Fidèle à sa mission de partage et de diffusion d’enseignements bénéfiques à l’ensemble de la filière, ALLICE publie une infographie permettant de mieux comprendre les opportunités de récupération de chaleur dans les processus industriels en vue de réduire ses consommations énergétiques.

Issue de l’étude « Chaleur fatale : potentiel de déploiement des projets », elle est un outil pédagogique à destination des industriels, qui présente la méthode à adopter avant de s’engager dans une démarche de récupération et de valorisation de chaleur fatale.

Un schéma pour répondre aux questions des industriels

Quelles sont les possibilités de valorisation de la chaleur fatale sur un procédé industriel ? Quel type de valorisation privilégier ?
Comment mener à bien des projets de valorisation énergétique de la chaleur résiduelle ?

Cette illustration ALLICE cherche à répondre à ces questions en proposant un ordre de priorisation type des moyens de réduction et de valorisation de la chaleur issue d’un procédé industriel.

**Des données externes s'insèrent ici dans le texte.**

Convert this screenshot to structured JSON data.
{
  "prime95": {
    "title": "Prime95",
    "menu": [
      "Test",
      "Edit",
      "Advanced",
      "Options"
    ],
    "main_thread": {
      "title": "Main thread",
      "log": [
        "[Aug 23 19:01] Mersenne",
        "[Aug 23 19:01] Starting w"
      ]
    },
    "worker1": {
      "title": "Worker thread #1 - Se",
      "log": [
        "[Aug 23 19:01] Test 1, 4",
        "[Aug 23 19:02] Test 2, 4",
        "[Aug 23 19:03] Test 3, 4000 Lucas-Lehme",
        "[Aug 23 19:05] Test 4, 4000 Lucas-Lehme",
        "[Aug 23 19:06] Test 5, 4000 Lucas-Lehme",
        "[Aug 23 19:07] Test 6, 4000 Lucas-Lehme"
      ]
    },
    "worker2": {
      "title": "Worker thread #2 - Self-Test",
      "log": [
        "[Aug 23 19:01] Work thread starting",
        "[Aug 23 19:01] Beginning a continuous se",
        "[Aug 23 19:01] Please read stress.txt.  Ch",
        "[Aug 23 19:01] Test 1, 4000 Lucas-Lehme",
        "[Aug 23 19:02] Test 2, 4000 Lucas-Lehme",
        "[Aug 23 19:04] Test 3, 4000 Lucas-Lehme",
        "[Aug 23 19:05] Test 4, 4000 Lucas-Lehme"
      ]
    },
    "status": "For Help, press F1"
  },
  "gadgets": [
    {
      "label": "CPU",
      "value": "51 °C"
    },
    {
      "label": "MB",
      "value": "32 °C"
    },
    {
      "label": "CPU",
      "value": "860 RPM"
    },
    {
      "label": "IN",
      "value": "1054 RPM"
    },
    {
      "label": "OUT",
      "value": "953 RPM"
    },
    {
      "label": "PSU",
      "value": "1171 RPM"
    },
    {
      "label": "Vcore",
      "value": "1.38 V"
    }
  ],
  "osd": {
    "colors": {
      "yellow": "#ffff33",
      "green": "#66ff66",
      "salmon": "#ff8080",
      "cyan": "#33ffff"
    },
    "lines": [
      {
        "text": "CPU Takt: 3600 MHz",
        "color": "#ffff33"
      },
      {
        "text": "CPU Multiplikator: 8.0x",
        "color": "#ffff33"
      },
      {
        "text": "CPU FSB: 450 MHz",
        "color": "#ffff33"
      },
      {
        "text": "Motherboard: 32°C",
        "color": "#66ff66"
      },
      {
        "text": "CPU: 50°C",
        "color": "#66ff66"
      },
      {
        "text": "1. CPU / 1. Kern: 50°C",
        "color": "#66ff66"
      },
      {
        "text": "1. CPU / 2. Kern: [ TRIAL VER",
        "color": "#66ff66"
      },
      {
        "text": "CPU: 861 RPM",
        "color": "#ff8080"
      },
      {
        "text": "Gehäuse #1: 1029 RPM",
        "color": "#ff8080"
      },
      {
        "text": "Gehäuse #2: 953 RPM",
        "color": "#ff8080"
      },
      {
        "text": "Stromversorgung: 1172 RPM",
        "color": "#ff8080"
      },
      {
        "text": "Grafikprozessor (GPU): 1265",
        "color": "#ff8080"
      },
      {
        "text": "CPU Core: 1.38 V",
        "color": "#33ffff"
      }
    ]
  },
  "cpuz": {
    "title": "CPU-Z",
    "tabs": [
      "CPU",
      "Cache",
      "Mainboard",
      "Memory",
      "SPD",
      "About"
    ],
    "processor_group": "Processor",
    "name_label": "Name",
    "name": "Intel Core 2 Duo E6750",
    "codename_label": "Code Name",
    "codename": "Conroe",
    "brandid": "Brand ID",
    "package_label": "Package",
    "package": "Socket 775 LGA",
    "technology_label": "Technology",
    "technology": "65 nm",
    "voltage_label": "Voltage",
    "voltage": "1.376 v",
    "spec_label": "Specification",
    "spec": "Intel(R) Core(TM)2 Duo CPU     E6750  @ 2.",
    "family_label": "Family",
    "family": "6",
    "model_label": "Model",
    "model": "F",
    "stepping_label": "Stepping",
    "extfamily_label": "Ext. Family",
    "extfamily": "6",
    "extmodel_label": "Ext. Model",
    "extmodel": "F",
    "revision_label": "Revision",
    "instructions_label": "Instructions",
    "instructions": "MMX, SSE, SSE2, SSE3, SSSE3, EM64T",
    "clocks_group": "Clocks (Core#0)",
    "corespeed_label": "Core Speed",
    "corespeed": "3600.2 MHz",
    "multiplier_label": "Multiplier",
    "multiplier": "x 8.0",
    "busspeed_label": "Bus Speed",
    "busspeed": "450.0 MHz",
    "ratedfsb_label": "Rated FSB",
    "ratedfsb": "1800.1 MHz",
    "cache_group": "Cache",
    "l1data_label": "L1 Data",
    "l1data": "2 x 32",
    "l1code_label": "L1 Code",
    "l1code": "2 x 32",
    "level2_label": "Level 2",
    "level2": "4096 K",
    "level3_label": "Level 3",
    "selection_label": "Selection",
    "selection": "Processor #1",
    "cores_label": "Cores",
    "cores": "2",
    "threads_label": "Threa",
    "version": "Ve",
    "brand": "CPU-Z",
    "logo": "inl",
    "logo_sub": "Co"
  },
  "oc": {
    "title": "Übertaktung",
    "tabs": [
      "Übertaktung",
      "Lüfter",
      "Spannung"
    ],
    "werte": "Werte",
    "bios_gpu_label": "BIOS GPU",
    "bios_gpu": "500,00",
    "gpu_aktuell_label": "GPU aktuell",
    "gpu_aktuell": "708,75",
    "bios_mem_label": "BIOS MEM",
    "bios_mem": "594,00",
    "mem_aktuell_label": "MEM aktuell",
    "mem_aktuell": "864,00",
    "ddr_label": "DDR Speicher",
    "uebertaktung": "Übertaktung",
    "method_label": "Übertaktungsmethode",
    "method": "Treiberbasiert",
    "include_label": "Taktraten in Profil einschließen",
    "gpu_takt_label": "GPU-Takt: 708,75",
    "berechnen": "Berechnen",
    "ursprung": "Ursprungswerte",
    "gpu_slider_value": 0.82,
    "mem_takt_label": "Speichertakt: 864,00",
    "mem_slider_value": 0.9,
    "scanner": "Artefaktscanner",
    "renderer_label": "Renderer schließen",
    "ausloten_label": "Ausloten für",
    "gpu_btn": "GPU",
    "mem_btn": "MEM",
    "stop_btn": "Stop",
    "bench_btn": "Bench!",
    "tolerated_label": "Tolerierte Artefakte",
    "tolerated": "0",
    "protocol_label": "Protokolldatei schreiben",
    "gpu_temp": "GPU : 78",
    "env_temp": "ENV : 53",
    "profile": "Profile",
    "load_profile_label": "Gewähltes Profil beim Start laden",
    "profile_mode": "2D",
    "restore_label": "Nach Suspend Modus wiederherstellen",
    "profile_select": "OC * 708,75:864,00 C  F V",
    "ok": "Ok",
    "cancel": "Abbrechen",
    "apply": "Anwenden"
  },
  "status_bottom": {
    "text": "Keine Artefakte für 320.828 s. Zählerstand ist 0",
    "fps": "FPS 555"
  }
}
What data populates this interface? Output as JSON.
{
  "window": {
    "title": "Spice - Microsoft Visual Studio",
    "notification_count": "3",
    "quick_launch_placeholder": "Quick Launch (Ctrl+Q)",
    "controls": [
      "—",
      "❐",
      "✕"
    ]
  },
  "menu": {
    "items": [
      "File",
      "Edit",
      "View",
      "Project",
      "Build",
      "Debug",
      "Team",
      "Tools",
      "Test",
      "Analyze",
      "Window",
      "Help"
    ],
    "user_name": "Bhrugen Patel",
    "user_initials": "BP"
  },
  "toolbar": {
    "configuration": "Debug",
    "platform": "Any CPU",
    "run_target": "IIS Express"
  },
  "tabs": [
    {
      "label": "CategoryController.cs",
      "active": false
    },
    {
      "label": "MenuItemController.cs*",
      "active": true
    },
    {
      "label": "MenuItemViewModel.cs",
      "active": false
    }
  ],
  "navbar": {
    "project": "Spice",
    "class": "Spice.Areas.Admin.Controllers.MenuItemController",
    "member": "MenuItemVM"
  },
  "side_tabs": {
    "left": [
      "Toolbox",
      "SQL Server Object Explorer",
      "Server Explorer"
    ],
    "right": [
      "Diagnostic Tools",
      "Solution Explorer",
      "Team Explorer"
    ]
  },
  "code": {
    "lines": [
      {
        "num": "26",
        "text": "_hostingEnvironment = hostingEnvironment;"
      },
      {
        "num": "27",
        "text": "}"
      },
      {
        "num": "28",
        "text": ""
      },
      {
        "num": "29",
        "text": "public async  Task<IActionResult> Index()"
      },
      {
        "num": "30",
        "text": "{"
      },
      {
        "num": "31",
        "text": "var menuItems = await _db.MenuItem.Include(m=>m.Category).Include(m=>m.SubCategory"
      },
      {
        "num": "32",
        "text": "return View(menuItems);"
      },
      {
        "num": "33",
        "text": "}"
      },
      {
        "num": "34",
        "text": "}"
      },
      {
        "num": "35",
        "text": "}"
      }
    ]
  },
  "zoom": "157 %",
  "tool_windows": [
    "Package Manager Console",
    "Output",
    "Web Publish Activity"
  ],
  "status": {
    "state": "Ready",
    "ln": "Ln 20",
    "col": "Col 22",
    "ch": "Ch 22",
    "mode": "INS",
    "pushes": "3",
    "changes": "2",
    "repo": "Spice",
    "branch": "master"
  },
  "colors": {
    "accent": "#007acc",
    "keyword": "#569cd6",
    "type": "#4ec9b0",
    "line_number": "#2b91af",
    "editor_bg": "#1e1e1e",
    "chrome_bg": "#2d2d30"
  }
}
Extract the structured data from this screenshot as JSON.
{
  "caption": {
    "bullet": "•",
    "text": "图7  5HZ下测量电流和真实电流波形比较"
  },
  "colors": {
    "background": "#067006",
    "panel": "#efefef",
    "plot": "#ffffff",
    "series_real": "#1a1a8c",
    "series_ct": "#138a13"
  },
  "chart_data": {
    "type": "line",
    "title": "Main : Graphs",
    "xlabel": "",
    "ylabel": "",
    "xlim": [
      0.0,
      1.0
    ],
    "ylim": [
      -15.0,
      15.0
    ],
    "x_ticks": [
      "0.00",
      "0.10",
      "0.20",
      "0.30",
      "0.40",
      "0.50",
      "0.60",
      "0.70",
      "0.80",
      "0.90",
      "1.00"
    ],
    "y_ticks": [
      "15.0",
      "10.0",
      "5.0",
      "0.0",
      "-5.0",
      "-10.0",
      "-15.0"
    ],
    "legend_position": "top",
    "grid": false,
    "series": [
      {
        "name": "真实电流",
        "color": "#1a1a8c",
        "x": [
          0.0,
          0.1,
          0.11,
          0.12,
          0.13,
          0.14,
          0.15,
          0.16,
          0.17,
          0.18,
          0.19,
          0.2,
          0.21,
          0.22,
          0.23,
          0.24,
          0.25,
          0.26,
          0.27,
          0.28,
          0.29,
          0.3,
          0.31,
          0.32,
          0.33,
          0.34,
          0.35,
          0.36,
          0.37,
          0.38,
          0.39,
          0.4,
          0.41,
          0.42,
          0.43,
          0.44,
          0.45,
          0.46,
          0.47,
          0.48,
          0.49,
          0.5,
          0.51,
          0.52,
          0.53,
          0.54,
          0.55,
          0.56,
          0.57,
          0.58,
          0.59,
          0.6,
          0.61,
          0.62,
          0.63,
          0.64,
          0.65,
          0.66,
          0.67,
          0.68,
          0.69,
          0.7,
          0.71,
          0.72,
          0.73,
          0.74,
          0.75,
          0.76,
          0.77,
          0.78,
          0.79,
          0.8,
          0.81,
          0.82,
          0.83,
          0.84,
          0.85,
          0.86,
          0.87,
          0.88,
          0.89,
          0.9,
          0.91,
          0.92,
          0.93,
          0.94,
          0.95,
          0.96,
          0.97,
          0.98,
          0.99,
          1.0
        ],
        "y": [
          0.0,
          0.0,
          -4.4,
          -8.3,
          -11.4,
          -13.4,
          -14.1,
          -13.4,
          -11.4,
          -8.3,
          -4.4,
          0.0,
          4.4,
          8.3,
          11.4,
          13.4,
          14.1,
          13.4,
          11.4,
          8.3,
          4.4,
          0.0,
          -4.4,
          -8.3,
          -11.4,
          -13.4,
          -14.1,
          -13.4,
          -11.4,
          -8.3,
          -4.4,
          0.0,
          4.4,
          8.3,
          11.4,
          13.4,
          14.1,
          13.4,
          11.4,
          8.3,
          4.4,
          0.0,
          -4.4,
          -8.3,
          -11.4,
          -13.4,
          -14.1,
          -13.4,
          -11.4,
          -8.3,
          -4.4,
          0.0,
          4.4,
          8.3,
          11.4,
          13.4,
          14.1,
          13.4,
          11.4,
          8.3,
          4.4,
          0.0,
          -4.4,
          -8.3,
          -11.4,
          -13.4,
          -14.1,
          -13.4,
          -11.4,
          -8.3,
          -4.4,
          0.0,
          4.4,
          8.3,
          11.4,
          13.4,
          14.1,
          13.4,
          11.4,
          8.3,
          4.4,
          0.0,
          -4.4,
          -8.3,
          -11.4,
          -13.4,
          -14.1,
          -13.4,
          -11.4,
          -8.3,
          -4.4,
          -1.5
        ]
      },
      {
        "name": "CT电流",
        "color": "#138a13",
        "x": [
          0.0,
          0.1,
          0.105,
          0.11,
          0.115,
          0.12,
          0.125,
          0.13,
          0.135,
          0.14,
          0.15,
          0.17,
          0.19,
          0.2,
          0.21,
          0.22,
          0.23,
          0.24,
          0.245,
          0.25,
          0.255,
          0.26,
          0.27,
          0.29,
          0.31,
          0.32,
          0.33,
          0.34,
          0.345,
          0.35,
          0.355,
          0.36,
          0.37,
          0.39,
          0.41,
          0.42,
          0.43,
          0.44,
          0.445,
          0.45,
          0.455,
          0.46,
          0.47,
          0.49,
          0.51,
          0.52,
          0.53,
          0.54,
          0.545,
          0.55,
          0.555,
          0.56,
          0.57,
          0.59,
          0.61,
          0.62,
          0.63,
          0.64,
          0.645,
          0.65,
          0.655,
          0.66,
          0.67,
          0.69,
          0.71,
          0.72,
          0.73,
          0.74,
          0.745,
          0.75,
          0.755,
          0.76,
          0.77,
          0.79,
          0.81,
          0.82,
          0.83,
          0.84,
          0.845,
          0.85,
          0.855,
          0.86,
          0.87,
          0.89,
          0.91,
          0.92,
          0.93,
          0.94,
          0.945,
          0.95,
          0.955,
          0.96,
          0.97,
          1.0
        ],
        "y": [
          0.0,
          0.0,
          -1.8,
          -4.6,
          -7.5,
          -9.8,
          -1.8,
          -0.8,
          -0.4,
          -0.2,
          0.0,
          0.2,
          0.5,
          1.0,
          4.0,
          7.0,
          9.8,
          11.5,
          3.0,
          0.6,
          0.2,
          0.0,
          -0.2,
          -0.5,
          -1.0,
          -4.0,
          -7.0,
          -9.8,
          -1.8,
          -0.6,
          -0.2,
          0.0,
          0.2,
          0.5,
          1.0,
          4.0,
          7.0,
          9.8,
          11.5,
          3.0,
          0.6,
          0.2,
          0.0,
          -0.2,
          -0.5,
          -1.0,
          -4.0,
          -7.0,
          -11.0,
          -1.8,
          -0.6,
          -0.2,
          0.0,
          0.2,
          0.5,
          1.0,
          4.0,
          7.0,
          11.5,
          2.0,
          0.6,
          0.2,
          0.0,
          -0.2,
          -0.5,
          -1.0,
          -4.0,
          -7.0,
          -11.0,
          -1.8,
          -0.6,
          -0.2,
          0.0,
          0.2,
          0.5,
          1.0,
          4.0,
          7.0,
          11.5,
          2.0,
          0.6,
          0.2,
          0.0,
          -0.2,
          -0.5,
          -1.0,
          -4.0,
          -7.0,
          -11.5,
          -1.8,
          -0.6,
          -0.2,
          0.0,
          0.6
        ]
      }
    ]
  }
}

Ces priorités peuvent être ponctuellement différentes selon les contraintes des sites et des procédés industriels (techniques, économiques, réglementaires, etc.).

Le schéma propose un ordre de priorisation type (de 1 à 10), défini à droite du schéma.

Comprendre le rôle de la chaleur fatale dans l’efficacité énergétique : Identifier les bons niveaux de priorités grâce à l’infographie ALLICE

Exemples de changement de procédé : choix des Meilleures Techniques Disponibles (Best Reference)[1], choix du vecteur énergétique le plus pertinent.
Exemples de bonnes pratiques : diminution des pertes des équipements (calorifugeage), optimisation des régulations des équipements, optimisation des réduits, limitation des niveaux de température et de pression.